We were truly famous, at some
level. Phil, a rider currently living in Taiwan, accurately referred
to our ride as the "1200 Mile Parade Route." It was.
Everywhere we went we were mobbed by crowds of curious onlookers.
It was incessant and required, later on, serious concentration
to maintain a proper ambassadorial attitude. As much as I liked
this sort of thing, I reached a point where I had tired of saying
hello and of smiling to everyone and of people demanding attention
(which included an occasional friendly rock thrown at us).
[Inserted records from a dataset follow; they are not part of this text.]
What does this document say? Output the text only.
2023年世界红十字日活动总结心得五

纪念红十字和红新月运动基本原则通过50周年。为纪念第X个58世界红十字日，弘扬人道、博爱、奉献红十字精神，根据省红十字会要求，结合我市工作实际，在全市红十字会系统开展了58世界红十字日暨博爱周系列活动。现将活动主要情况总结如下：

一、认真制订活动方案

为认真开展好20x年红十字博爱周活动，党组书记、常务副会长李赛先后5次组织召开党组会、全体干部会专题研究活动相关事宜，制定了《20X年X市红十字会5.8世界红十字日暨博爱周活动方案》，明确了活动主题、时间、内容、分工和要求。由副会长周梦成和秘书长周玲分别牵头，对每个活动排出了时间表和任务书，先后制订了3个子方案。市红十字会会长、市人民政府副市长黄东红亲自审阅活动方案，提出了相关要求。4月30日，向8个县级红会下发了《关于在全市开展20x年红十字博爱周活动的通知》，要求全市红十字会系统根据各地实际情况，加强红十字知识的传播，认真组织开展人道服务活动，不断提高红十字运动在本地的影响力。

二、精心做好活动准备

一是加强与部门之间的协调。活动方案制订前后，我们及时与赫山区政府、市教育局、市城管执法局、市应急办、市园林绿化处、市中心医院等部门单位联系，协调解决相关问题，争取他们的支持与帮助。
We really enjoyed Hanoi; it was complete sensory overload to bike among hundreds of other people on bicycles. One had to be careful not to make radical maneuvers while flowing along with all the bicyclists. Intersections were what could only be called 'managed chaos.' I was unable to determine how the Vietnamese manage without frequent collisions. We toured the capital area, got to see "Uncle Ho" in his mausoleum, and saw the house where he lived while ruling North Vietnam. It was a very pleasant little house, so simple and functional - we all wished for a place such as this to go to. The lower floor was completely open, with a bench seat around the perimeter and a table for six where Ho received visitors. Supported on posts above this breezeway were his living quarters, simply an office and a bedroom. All in beautiful dark hardwoods.
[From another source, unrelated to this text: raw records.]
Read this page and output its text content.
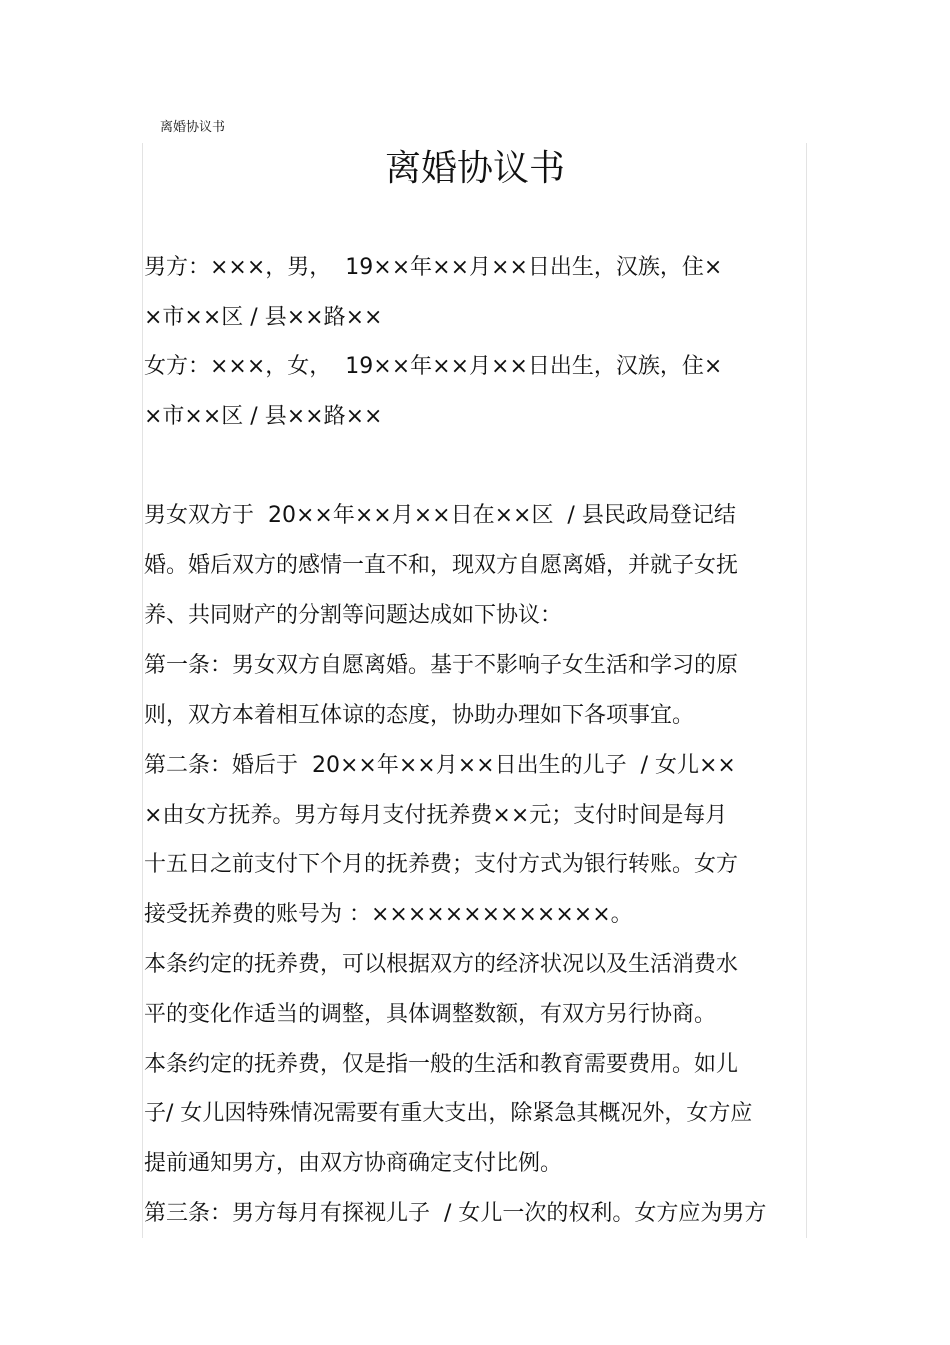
离婚协议书
离婚协议书
男方：×××，男，  19××年××月××日出生，汉族，住×
×市××区 / 县××路××
女方：×××，女，  19××年××月××日出生，汉族，住×
×市××区 / 县××路××
男女双方于  20××年××月××日在××区  / 县民政局登记结
婚。婚后双方的感情一直不和，现双方自愿离婚，并就子女抚
养、共同财产的分割等问题达成如下协议：
第一条：男女双方自愿离婚。基于不影响子女生活和学习的原
则，双方本着相互体谅的态度，协助办理如下各项事宜。
第二条：婚后于  20××年××月××日出生的儿子  / 女儿××
×由女方抚养。男方每月支付抚养费××元；支付时间是每月
十五日之前支付下个月的抚养费；支付方式为银行转账。女方
接受抚养费的账号为 ：×××××××××××××。
本条约定的抚养费，可以根据双方的经济状况以及生活消费水
平的变化作适当的调整，具体调整数额，有双方另行协商。
本条约定的抚养费，仅是指一般的生活和教育需要费用。如儿
子/ 女儿因特殊情况需要有重大支出，除紧急其概况外，女方应
提前通知男方，由双方协商确定支付比例。
第三条：男方每月有探视儿子  / 女儿一次的权利。女方应为男方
Another interesting site was a very old university that taught Confucianism and graduated one person every three years. A Masters Degree carried some weight in those days.

We were also taken to a Water Puppet show, theater borne of the monsoon season when everything is flooded. Vietnamese in origin, the puppet masters were behind a screen, thigh deep in water, operating figures with sticks under the water. Even without the knowledge of the language, the show and accompanying band was interesting, mostly humorous. Twice on the trip we were entertained with live Vietnamese music, and I was very impressed. The unique instruments and talents of the players were unforgettable. The music was upbeat and happy. After a speech by the Minister of Tourism extolling Vietnamese-American reconciliation, we departed Hanoi and quickly got a taste of what the trip was going to be like. Frequent looks of disbelief and friendly waves from every direction.
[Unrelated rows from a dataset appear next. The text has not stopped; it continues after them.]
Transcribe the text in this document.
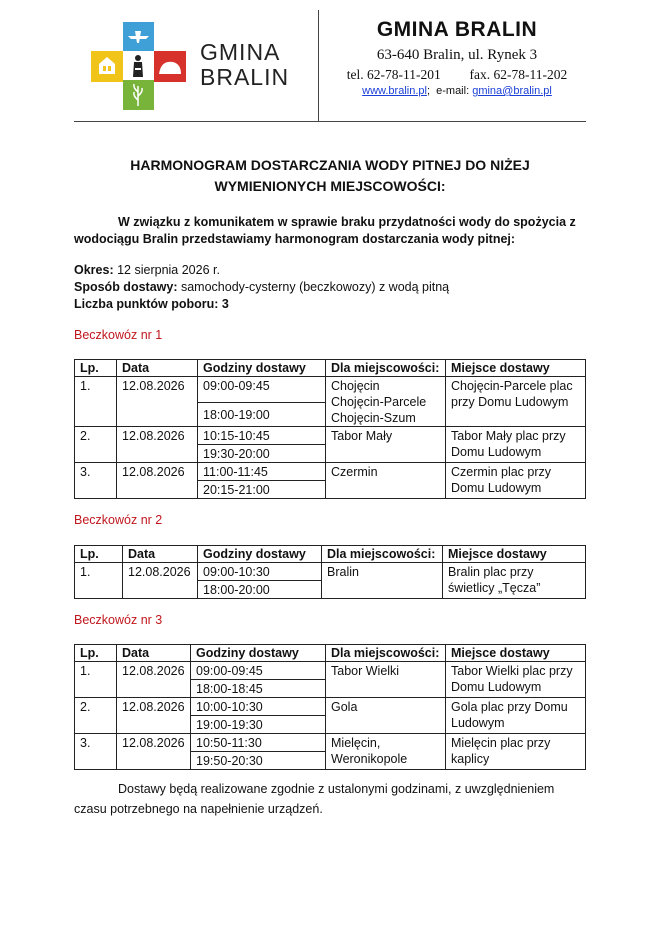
GMINA
BRALIN
GMINA BRALIN
63-640 Bralin, ul. Rynek 3
tel. 62-78-11-201 fax. 62-78-11-202
www.bralin.pl;  e-mail: gmina@bralin.pl
HARMONOGRAM DOSTARCZANIA WODY PITNEJ DO NIŻEJ
WYMIENIONYCH MIEJSCOWOŚCI:
W związku z komunikatem w sprawie braku przydatności wody do spożycia z wodociągu Bralin przedstawiamy harmonogram dostarczania wody pitnej:
Okres: 12 sierpnia 2026 r.
Sposób dostawy: samochody-cysterny (beczkowozy) z wodą pitną
Liczba punktów poboru: 3
Beczkowóz nr 1
Lp.	Data	Godziny dostawy	Dla miejscowości:	Miejsce dostawy
1.	12.08.2026	09:00-09:45	Chojęcin
Chojęcin-Parcele
Chojęcin-Szum	Chojęcin-Parcele plac przy Domu Ludowym
		18:00-19:00		
2.	12.08.2026	10:15-10:45	Tabor Mały	Tabor Mały plac przy Domu Ludowym
		19:30-20:00		
3.	12.08.2026	11:00-11:45	Czermin	Czermin plac przy Domu Ludowym
		20:15-21:00		
Beczkowóz nr 2
Lp.	Data	Godziny dostawy	Dla miejscowości:	Miejsce dostawy
1.	12.08.2026	09:00-10:30	Bralin	Bralin plac przy świetlicy „Tęcza”
		18:00-20:00		
Beczkowóz nr 3
Lp.	Data	Godziny dostawy	Dla miejscowości:	Miejsce dostawy
1.	12.08.2026	09:00-09:45	Tabor Wielki	Tabor Wielki plac przy Domu Ludowym
		18:00-18:45		
2.	12.08.2026	10:00-10:30	Gola	Gola plac przy Domu Ludowym
		19:00-19:30		
3.	12.08.2026	10:50-11:30	Mielęcin,
Weronikopole	Mielęcin plac przy kaplicy
		19:50-20:30		
Dostawy będą realizowane zgodnie z ustalonymi godzinami, z uwzględnieniem czasu potrzebnego na napełnienie urządzeń.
The country's landscape was fantastic. The northern portion of the journey was generally flat, and the hills were in the distance, leaving us with less to break up the view. But it may have been the most interesting because it was here, at the start of the trip, that we first saw the people, the paddies, the brick kilns, the pig and chicken farms, the vegetable plots, the cemeteries, the oxen and Brahma and carts, kids working and going to school, the women carrying huge loads suspended across their shoulders, the trucks and buses and motorcycles and bicycles; the sites of Highway One.